For Lucy Lloyd, co-founder of mentor-matching startup Mentorloop, the last few months of raising an oversubscribed $725,000 seed round has been a “whirlwind”.

“It’s one of those things where you have so many points where you’re thinking, ‘I’m not going to pull this off, it’s not going to happen’, and then you get to the end of it and then it’s all suddenly done,” Lloyd told StartupSmart.

With a pre-seed of $300,000 raised last year, the total funds raised by the Melbourne startup now exceed $1 million, and Lloyd managed to carve out a few days to celebrate the achievement with her co-founder Heidi Holmes last week, saying they “couldn’t be happier”.

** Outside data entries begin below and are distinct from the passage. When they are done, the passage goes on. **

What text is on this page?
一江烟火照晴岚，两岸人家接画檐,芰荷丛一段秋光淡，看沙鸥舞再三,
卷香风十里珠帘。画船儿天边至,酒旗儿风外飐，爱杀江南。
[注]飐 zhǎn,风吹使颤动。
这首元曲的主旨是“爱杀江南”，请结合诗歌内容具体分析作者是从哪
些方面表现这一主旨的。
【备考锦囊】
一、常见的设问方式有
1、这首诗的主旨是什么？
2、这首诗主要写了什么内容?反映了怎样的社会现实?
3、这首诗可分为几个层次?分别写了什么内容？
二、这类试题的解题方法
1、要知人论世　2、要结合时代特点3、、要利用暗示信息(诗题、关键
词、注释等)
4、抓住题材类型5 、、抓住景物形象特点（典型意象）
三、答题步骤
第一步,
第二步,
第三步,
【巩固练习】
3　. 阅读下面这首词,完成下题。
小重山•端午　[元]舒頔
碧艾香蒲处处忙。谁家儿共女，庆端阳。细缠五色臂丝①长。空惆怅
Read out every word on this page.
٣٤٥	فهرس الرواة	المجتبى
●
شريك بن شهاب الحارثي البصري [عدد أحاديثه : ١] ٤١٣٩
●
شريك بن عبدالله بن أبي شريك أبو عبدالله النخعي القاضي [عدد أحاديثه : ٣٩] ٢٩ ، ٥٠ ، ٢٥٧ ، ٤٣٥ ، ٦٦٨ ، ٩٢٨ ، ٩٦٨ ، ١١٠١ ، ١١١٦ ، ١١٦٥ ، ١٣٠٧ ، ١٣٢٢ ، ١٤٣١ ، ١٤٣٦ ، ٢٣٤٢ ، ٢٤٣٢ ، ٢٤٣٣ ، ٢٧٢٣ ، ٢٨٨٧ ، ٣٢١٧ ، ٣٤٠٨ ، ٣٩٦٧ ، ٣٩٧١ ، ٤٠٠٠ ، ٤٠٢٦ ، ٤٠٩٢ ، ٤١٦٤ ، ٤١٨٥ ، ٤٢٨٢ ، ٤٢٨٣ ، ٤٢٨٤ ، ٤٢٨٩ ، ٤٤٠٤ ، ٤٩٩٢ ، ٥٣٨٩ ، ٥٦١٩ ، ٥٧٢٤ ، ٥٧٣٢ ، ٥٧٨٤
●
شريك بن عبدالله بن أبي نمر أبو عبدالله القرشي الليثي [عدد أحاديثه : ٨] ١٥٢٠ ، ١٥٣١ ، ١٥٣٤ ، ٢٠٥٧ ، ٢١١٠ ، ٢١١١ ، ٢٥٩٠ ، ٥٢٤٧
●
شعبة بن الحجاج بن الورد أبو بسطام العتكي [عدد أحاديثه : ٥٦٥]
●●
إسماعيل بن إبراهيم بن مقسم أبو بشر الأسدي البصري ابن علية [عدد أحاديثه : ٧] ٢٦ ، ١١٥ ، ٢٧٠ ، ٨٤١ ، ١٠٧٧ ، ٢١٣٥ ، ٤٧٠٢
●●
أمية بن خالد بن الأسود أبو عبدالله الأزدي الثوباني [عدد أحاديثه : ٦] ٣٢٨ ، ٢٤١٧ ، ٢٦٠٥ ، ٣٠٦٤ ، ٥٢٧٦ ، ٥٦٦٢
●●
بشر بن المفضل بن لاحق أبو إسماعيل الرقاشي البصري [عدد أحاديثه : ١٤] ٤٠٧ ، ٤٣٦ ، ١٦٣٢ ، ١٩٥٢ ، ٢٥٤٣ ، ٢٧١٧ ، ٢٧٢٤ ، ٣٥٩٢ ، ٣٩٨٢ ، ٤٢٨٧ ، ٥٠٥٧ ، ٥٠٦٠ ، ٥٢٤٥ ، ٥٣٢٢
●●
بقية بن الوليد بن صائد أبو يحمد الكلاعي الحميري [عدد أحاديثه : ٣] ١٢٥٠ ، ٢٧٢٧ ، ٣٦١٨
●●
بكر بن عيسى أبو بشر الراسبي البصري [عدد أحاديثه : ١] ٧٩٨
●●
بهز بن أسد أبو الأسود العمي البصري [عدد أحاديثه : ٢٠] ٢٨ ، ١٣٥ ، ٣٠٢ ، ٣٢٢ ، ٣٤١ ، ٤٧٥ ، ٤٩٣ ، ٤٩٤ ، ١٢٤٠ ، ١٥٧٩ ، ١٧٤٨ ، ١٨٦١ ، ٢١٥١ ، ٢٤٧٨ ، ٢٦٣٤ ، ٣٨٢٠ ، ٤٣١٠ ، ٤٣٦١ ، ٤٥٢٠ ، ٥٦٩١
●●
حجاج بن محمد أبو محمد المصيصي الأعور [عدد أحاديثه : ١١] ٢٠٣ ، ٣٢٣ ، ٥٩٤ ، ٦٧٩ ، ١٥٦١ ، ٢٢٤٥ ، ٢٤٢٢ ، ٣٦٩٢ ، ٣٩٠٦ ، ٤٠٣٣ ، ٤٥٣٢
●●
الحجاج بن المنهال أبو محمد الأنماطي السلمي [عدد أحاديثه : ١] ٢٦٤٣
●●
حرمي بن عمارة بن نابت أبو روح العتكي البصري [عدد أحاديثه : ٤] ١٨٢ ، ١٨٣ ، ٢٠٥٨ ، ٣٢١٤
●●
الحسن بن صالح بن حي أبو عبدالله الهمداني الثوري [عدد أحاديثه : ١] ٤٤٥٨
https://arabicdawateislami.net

The $725,000 raise was backed by Blackbird Ventures, Rampersand, and Tempus Partners along with some private investors. The startup’s seed round received more interest than the founders expected, leaving them feeling like “spoilt brats”, says Lloyd.

“$725,000 is a funny amount to raise. We initially wanted $500,000 to give us a certain amount of runway to get to month-on-month profitability, but the investors who were interested in getting on board were too high quality to say no,” she says.

Explained by Lloyd as a “dating site for mentor relationships”, Mentorloop launched in 2015 after the founders realised there was a gap in the market for such an offering. Today the company has 28 clients internationally, including Startup Victoria, RACV, and Monash University, and has seen a 500% revenue growth in 2017.

And Lloyd and Holmes haven’t shied away from the opportunity to get some extra mentoring themselves, with Lloyd saying the investors involved in their seed round have now become mentors to the founders, giving them advice and providing networks for them to seek advice.

“It’s been all mentoring all the time,” laughs Lloyd.

“Raising capital is funny. It’s an emotional rollercoaster of the highs of people saying yes, to the drudgery of all the legal stuff. Some of our investors who came on board we had an existing relationship with, but there’s something about the raising process which really cements your working relationships, which is only a good thing.”

The money will be funnelled into growing Mentorloop’s team, which currently consists of eight employees. Lloyd says finding great people for a new startup is “always the challenge”, but so far Mentorloop has met the challenge.

Neverthelss, the startup still wants to keep growing slowly.

“We’re trying to grow sensibly. We don’t want to suddenly be a 25-person team,” she says.

More overseas expansion is also on the cards, with clients in the UK, Asia, Canada, and the US meaning the startup will place further focus on those markets, plus others.

With the overall goal of wanting to put the power of workers to “be bold and seek mentors” in more and more hands, the outlook for Mentorloop over the coming years includes expanding the offering to cross-company mentoring, and eventually realising the dating-site dream of anyone being able to connect.

“We see clients really underestimate the demand for mentoring in their organisations, and in the same way we’ve kind of underestimated the demand for our platform,” Lloyd says.

“I could see a bit of inevitability in the mentoring movement, and I think that’s what our investors saw as we rolled into this round.”

For startups looking to kickstart themselves with a seed round, Lloyd says it’s essential to have a strategy. And she warns the experience is a volume game.

“You need to kiss a lot of frogs before you find the right match,” she says.

“And even when it’s a quick raise, it’ll still take longer than you think to do all the legal stuff.

“Get some good advice from fellow founders and other people who have actually been through the raising process.”